M. Demeur qui craignait l'apoplexie, se livrait d'habitude à de longues marches et était resté d'une grande robustesse malgré son âge. La maladie de cœur qui l'a emporté avait pendant quelque temps suspendu ses excursions quotidiennes.

Quand on l'a pris du fiacre qui l'avait emmené chez lui, il avait les membres crispés et la bouche tordue par les dernières souffrances. Son visage accentué était tiré et sa taille semblait réduite.

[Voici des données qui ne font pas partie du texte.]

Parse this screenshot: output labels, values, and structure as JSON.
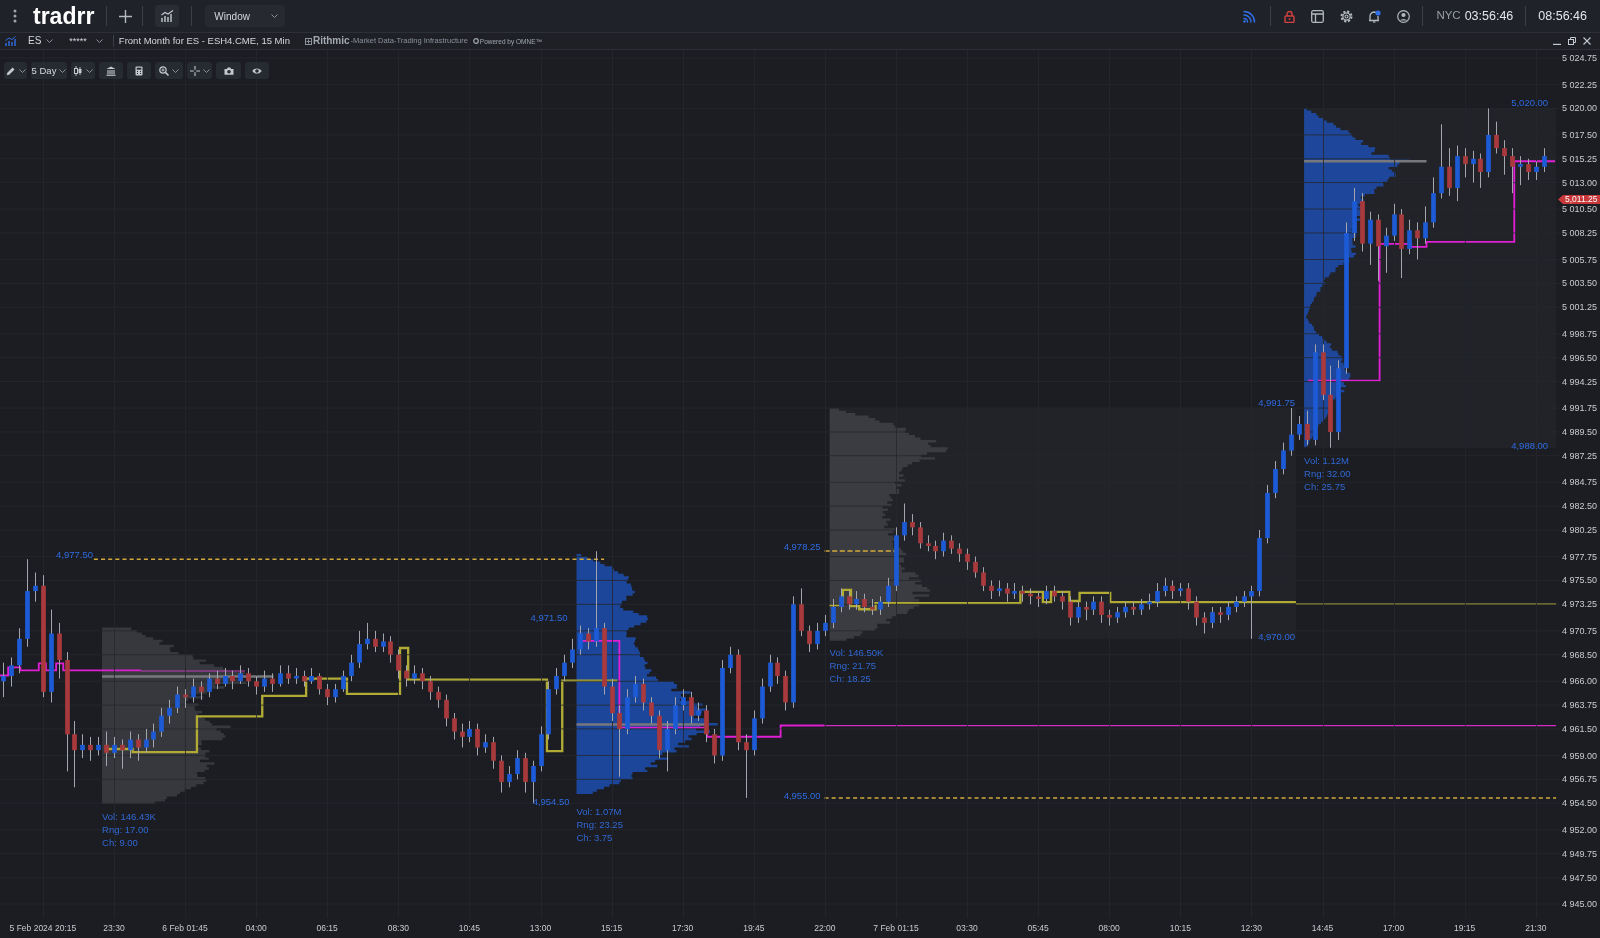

De nombreux visiteurs appartenant surtout à sa famille, très nombreuse, et d'anciens amis ont rendu visite à sa dépouille dans la soirée.


(Extrait du Peuple, du 30 mai 1892)

Notre vénérable ami et maître Victor Considérant, le meilleur et le plus savant disciple de Charles Fourier, était lié intimement avec feu Adolphe Demeur. Il avait été invité par celui que la mort vient de prendre si inopinément, à passer quelques jours à Groenendael.

Considérant, a écrit de Laon, où il se trouve et touchante lettre à la veuve Demeur. En voici le passage principal :

« Ah ! Madame ! Chère Madame, est-ce vrai ? Est-ce possible ? Oh ! mon cher petit Demeur ! Hier soir, je t'écrivais avec un sentiment de vie joie ! Je me réjouissait au sentiment de ta force, de ta jeunesse, que je prolongeais pour longtemps et qui me semblait devoir prolonger une partie de ma propre vie quand je serais parti moi-même ! Et voilà que ce matin, tout à l’heure, en ouvrant le Peuple, je vois cette affreuse bande noire et son cher nom : Adolphe Demeur !

« Oh ! je pleure avec vous des larmes cruelles, mère et chers enfants, je vous serre sur mon vieux cœur navré. Oh ! quel coup. Aimons-le toujours bien tendrement et bien douloureusement, hélas !

« Son vieil ami désolé et le vôtre, mes bien chers.

« V. CONSIDÉRANT. »

Tous nous nous associons aux paroles éloquentes de Victor Considérant.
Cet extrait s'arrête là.